信頼できる店で買おうとすれば、それだけ値段も跳ね上がる。 かといって市場で見かける異様に安い魔道具は……絶対に怪しい。
詐欺に違いない。
僕は騙されないぞ。
そんなことを考えているうちに、いつの間にか目的地近くの森へとたどり着いていた。
ここから先は馬車では進めないらしい。
「ここから……これ担いで徒歩ですか…… 」
自分の二倍はありそうなバックパックを見つめて、小さくつぶやく。
「まあ、最悪の場合は私が守ってあげるからさ、頑張って」
「アイラさんが半分持つってのは?」
「わ、私はソウヤくんを守るのに忙しいので!!」
あ、逃げた。
まあ修行だと割り切っていくしかない。
それから森の中を数時間歩き、ようやく野営を行った。
迷宮までの道のりは思いのほか時間がかかり、あまり探索されていない理由にも納得がいく。
「じゃ、私は先に寝るね。見張りよろしく~」
野営中は交代で見張りを立てつつ、順番に睡眠をとる。
まずはアイラが寝て、僕が見張りを担当する番だ。
ただ、ぼーっとしているのは性に合わない。
考え事をしながら、周囲に目を配る。
ギルドが迷宮探索の依頼を出すには理由がある。
冒険者にとっては財宝探しや周辺の治安維持が主な目的だが、ギルド側には別の思惑もあるらしい。
それは——軍事拠点化の検討。
迷宮は元が要塞だった場所も多く、立地によっては重要な戦略拠点になる。
対魔族戦に備えて、そうした場所を確保しておこうという意図があるそうだ。
……そもそも、なぜわざわざ軍事拠点なんて作るのか?
理由はやはり、魔族への備えだ。
以前はモンスターと魔族の違いがよく分からなかった。
どちらも人間に害を及ぼす存在、という程度の認識だった。
だが、最近になってその違いが明確に分かった。
それは言語を話すかどうかだ。
モンスターは言葉を話さない生物。
対して魔族は言葉を操り、群れをなし、組織化し、時には軍として人間を襲うという。
もっとも、僕はまだ魔族に遭遇したことはない。
魔王という存在がいて、人間と敵対していることは知っているが、
一介の冒険者が魔族に遭う機会はそうそうない。
もし魔族と戦うことになれば、それは正規軍や腕利きの上級冒険者の役目だろう。
ギルドが緊急招集をかけることもあるらしいが、僕はまだそんな経験はない。 きっと魔族側も、まだ力を蓄えている段階なのだろう。

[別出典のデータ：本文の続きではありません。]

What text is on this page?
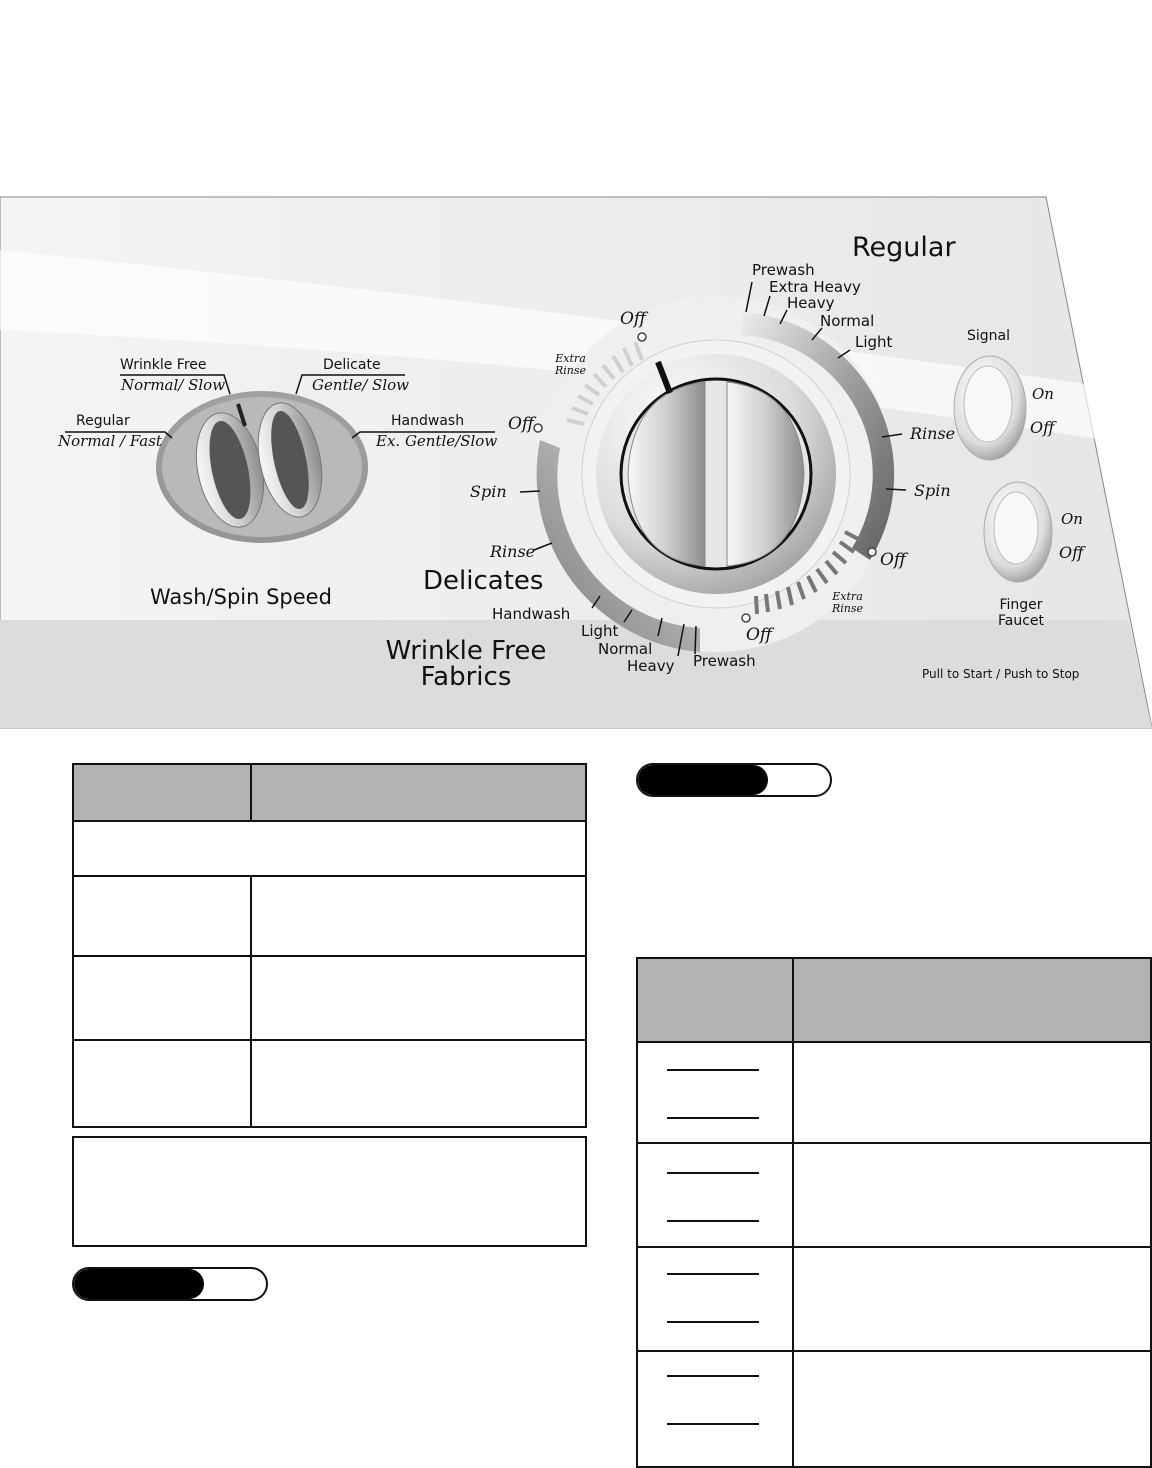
Regular
Delicates
Wrinkle Free
Fabrics
Wash/Spin Speed
Pull to Start / Push to Stop
Wrinkle Free
Normal/ Slow
Delicate
Gentle/ Slow
Regular
Normal / Fast
Handwash
Ex. Gentle/Slow
Prewash
Extra Heavy
Heavy
Normal
Light
Rinse
Spin
Off
Extra
Rinse
Off
Extra
Rinse
Off
Spin
Rinse
Handwash
Light
Normal
Heavy Prewash
Off
Signal
On
Off
Finger
Faucet
On
Off
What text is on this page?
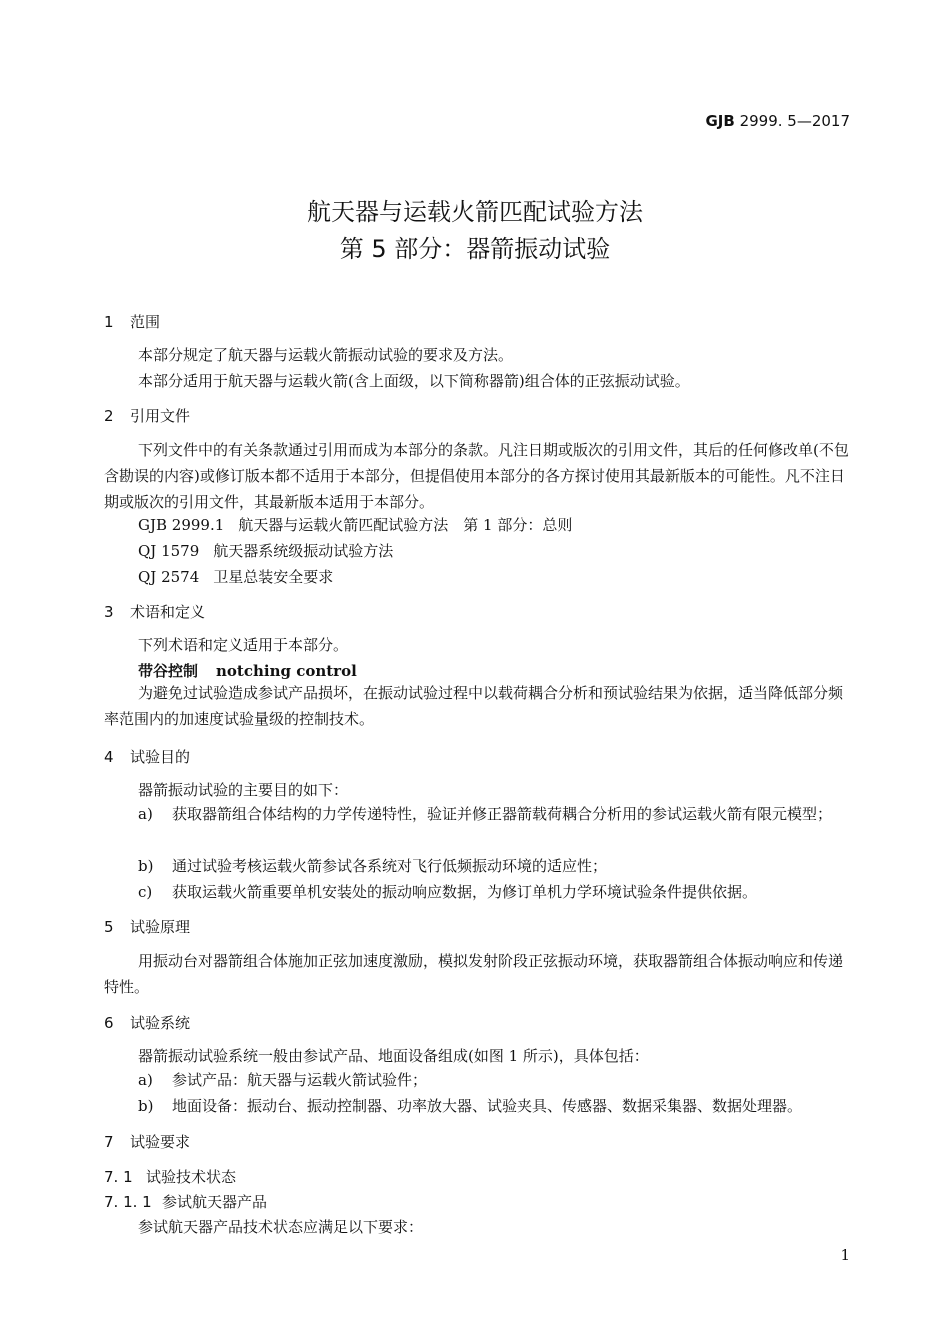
GJB 2999. 5—2017
航天器与运载火箭匹配试验方法
第 5 部分：器箭振动试验
1 范围
本部分规定了航天器与运载火箭振动试验的要求及方法。
本部分适用于航天器与运载火箭(含上面级，以下简称器箭)组合体的正弦振动试验。
2 引用文件
下列文件中的有关条款通过引用而成为本部分的条款。凡注日期或版次的引用文件，其后的任何修改单(不包含勘误的内容)或修订版本都不适用于本部分，但提倡使用本部分的各方探讨使用其最新版本的可能性。凡不注日期或版次的引用文件，其最新版本适用于本部分。
GJB 2999.1 航天器与运载火箭匹配试验方法　第 1 部分：总则
QJ 1579 航天器系统级振动试验方法
QJ 2574 卫星总装安全要求
3 术语和定义
下列术语和定义适用于本部分。
带谷控制 notching control
为避免过试验造成参试产品损坏，在振动试验过程中以载荷耦合分析和预试验结果为依据，适当降低部分频率范围内的加速度试验量级的控制技术。
4 试验目的
器箭振动试验的主要目的如下：
a)	获取器箭组合体结构的力学传递特性，验证并修正器箭载荷耦合分析用的参试运载火箭有限元模型；
b)	通过试验考核运载火箭参试各系统对飞行低频振动环境的适应性；
c)	获取运载火箭重要单机安装处的振动响应数据，为修订单机力学环境试验条件提供依据。
5 试验原理
用振动台对器箭组合体施加正弦加速度激励，模拟发射阶段正弦振动环境，获取器箭组合体振动响应和传递特性。
6 试验系统
器箭振动试验系统一般由参试产品、地面设备组成(如图 1 所示)，具体包括：
a)	参试产品：航天器与运载火箭试验件；
b)	地面设备：振动台、振动控制器、功率放大器、试验夹具、传感器、数据采集器、数据处理器。
7 试验要求
7. 1 试验技术状态
7. 1. 1 参试航天器产品
参试航天器产品技术状态应满足以下要求：
1
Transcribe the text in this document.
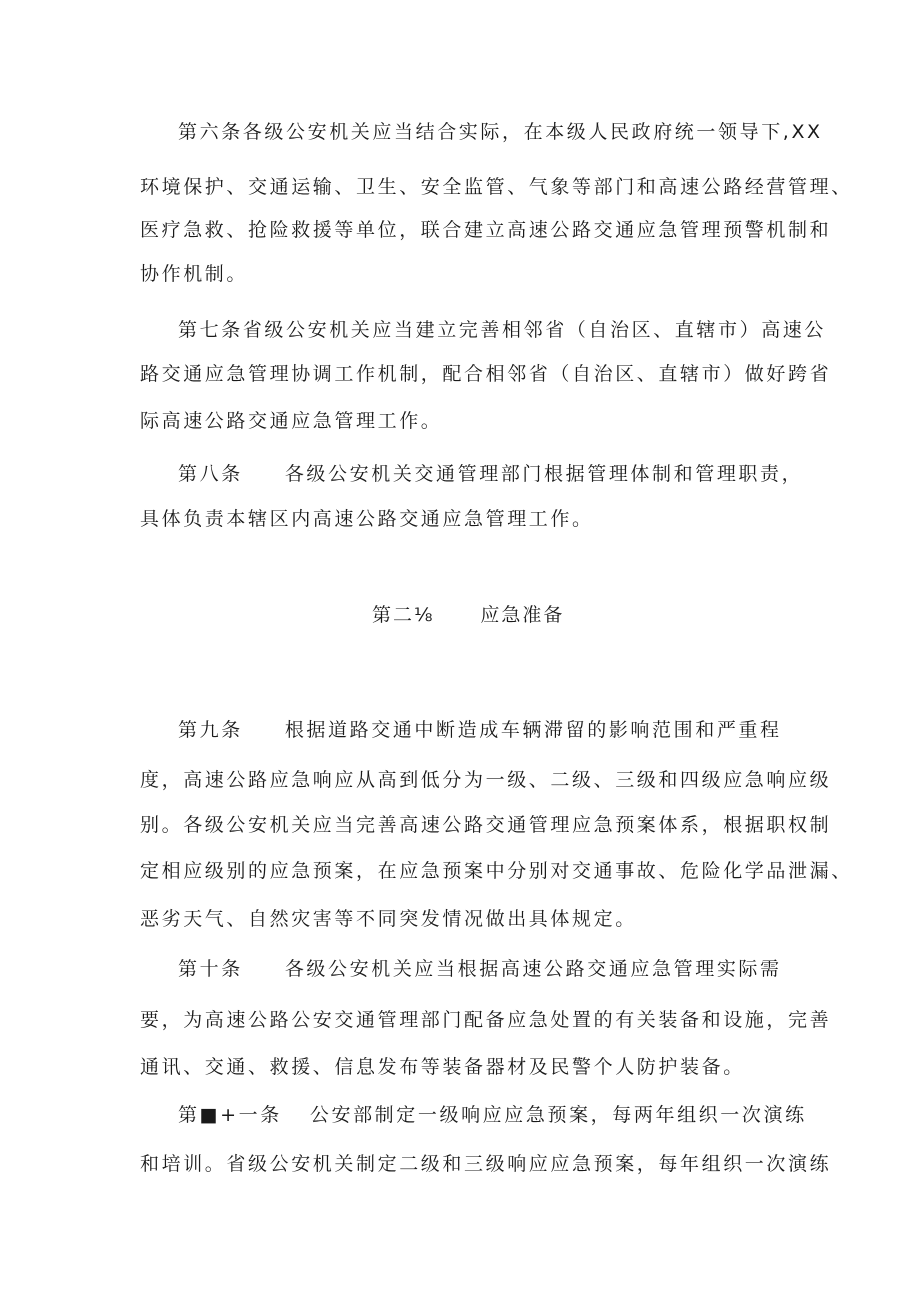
第六条各级公安机关应当结合实际，在本级人民政府统一领导下,XX

环境保护、交通运输、卫生、安全监管、气象等部门和高速公路经营管理、

医疗急救、抢险救援等单位，联合建立高速公路交通应急管理预警机制和

协作机制。

第七条省级公安机关应当建立完善相邻省（自治区、直辖市）高速公

路交通应急管理协调工作机制，配合相邻省（自治区、直辖市）做好跨省

际高速公路交通应急管理工作。

第八条 各级公安机关交通管理部门根据管理体制和管理职责，

具体负责本辖区内高速公路交通应急管理工作。

第二⅛ 应急准备

第九条 根据道路交通中断造成车辆滞留的影响范围和严重程

度，高速公路应急响应从高到低分为一级、二级、三级和四级应急响应级

别。各级公安机关应当完善高速公路交通管理应急预案体系，根据职权制

定相应级别的应急预案，在应急预案中分别对交通事故、危险化学品泄漏、

恶劣天气、自然灾害等不同突发情况做出具体规定。

第十条 各级公安机关应当根据高速公路交通应急管理实际需

要，为高速公路公安交通管理部门配备应急处置的有关装备和设施，完善

通讯、交通、救援、信息发布等装备器材及民警个人防护装备。

第■+一条 公安部制定一级响应应急预案，每两年组织一次演练

和培训。省级公安机关制定二级和三级响应应急预案，每年组织一次演练
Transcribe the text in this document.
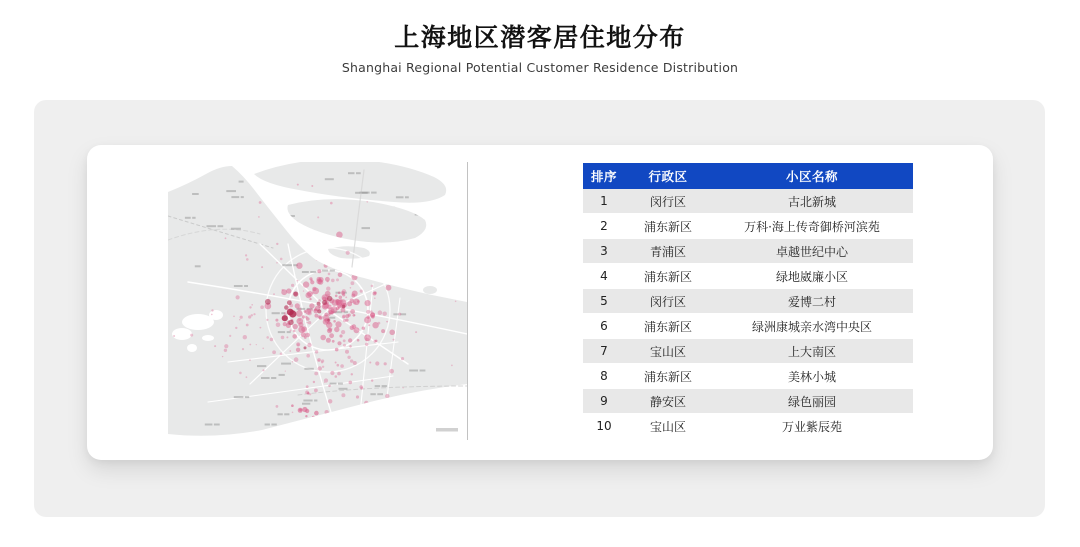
上海地区潜客居住地分布

Shanghai Regional Potential Customer Residence Distribution

排序	行政区	小区名称
1	闵行区	古北新城
2	浦东新区	万科·海上传奇御桥河滨苑
3	青浦区	卓越世纪中心
4	浦东新区	绿地崴廉小区
5	闵行区	爱博二村
6	浦东新区	绿洲康城亲水湾中央区
7	宝山区	上大南区
8	浦东新区	美林小城
9	静安区	绿色丽园
10	宝山区	万业紫辰苑
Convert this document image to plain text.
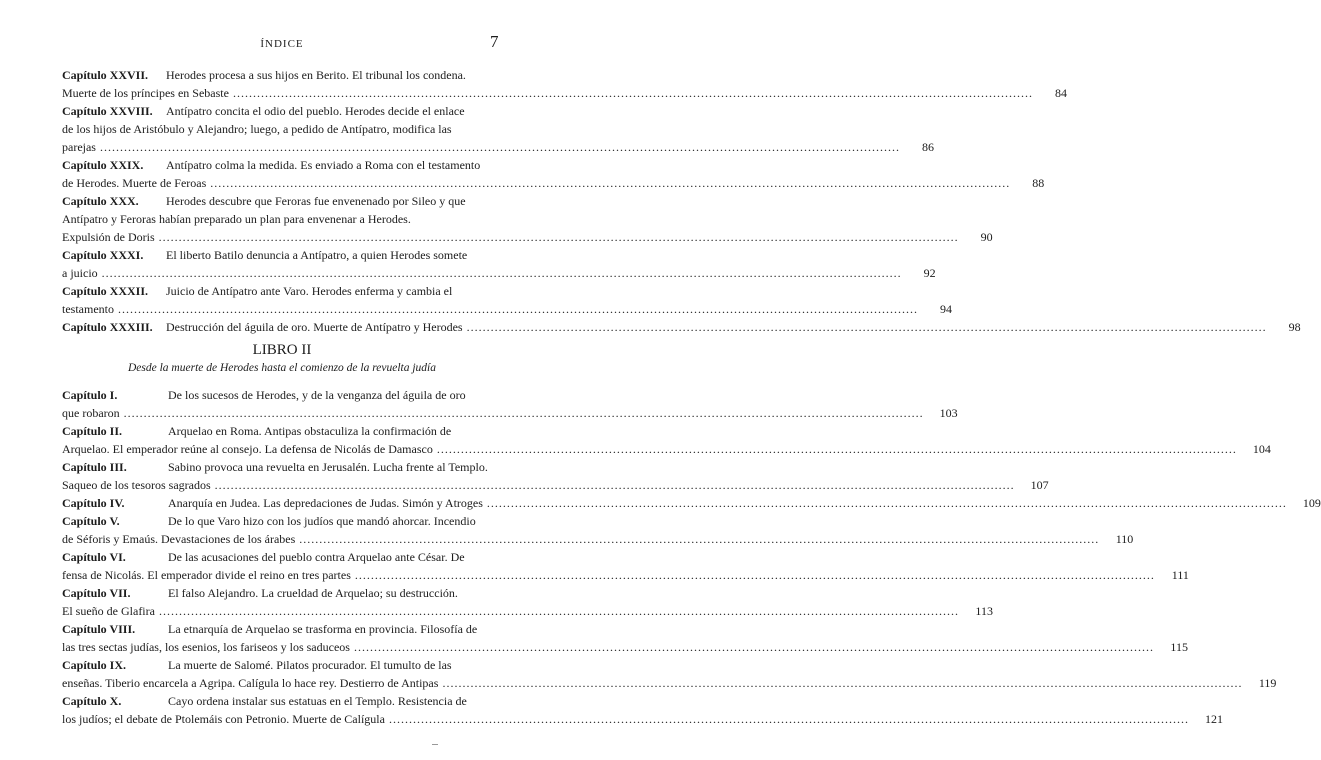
ÍNDICE	7
Capítulo XXVII.	Herodes procesa a sus hijos en Berito. El tribunal los condena.
Muerte de los príncipes en Sebaste ........................................................................................................................................................................................................	84
Capítulo XXVIII.	Antípatro concita el odio del pueblo. Herodes decide el enlace
de los hijos de Aristóbulo y Alejandro; luego, a pedido de Antípatro, modifica las
parejas ........................................................................................................................................................................................................	86
Capítulo XXIX.	Antípatro colma la medida. Es enviado a Roma con el testamento
de Herodes. Muerte de Feroas ........................................................................................................................................................................................................	88
Capítulo XXX.	Herodes descubre que Feroras fue envenenado por Sileo y que
Antípatro y Feroras habían preparado un plan para envenenar a Herodes.
Expulsión de Doris ........................................................................................................................................................................................................	90
Capítulo XXXI.	El liberto Batilo denuncia a Antípatro, a quien Herodes somete
a juicio ........................................................................................................................................................................................................	92
Capítulo XXXII.	Juicio de Antípatro ante Varo. Herodes enferma y cambia el
testamento ........................................................................................................................................................................................................	94
Capítulo XXXIII.	Destrucción del águila de oro. Muerte de Antípatro y Herodes ........................................................................................................................................................................................................	98
LIBRO II
Desde la muerte de Herodes hasta el comienzo de la revuelta judía
Capítulo I.	De los sucesos de Herodes, y de la venganza del águila de oro
que robaron ........................................................................................................................................................................................................	103
Capítulo II.	Arquelao en Roma. Antipas obstaculiza la confirmación de
Arquelao. El emperador reúne al consejo. La defensa de Nicolás de Damasco ........................................................................................................................................................................................................	104
Capítulo III.	Sabino provoca una revuelta en Jerusalén. Lucha frente al Templo.
Saqueo de los tesoros sagrados ........................................................................................................................................................................................................	107
Capítulo IV.	Anarquía en Judea. Las depredaciones de Judas. Simón y Atroges ........................................................................................................................................................................................................	109
Capítulo V.	De lo que Varo hizo con los judíos que mandó ahorcar. Incendio
de Séforis y Emaús. Devastaciones de los árabes ........................................................................................................................................................................................................	110
Capítulo VI.	De las acusaciones del pueblo contra Arquelao ante César. De
fensa de Nicolás. El emperador divide el reino en tres partes ........................................................................................................................................................................................................	111
Capítulo VII.	El falso Alejandro. La crueldad de Arquelao; su destrucción.
El sueño de Glafira ........................................................................................................................................................................................................	113
Capítulo VIII.	La etnarquía de Arquelao se trasforma en provincia. Filosofía de
las tres sectas judías, los esenios, los fariseos y los saduceos ........................................................................................................................................................................................................	115
Capítulo IX.	La muerte de Salomé. Pilatos procurador. El tumulto de las
enseñas. Tiberio encarcela a Agripa. Calígula lo hace rey. Destierro de Antipas ........................................................................................................................................................................................................	119
Capítulo X.	Cayo ordena instalar sus estatuas en el Templo. Resistencia de
los judíos; el debate de Ptolemáis con Petronio. Muerte de Calígula ........................................................................................................................................................................................................	121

……できることなら、生きているうちに戦争なんて起きてほしくないものだ。
そんなことを考えているうちに、交代の時間になった。
「ほら、アイラ。交代の時間だよ」
「……あと2分だけ~」
「起きて、柄で突くよ?」
「わ、。起きるよ!」
昨日のお返しはできなかった。
幸いなことに、その夜は一度も戦闘は起きなかった。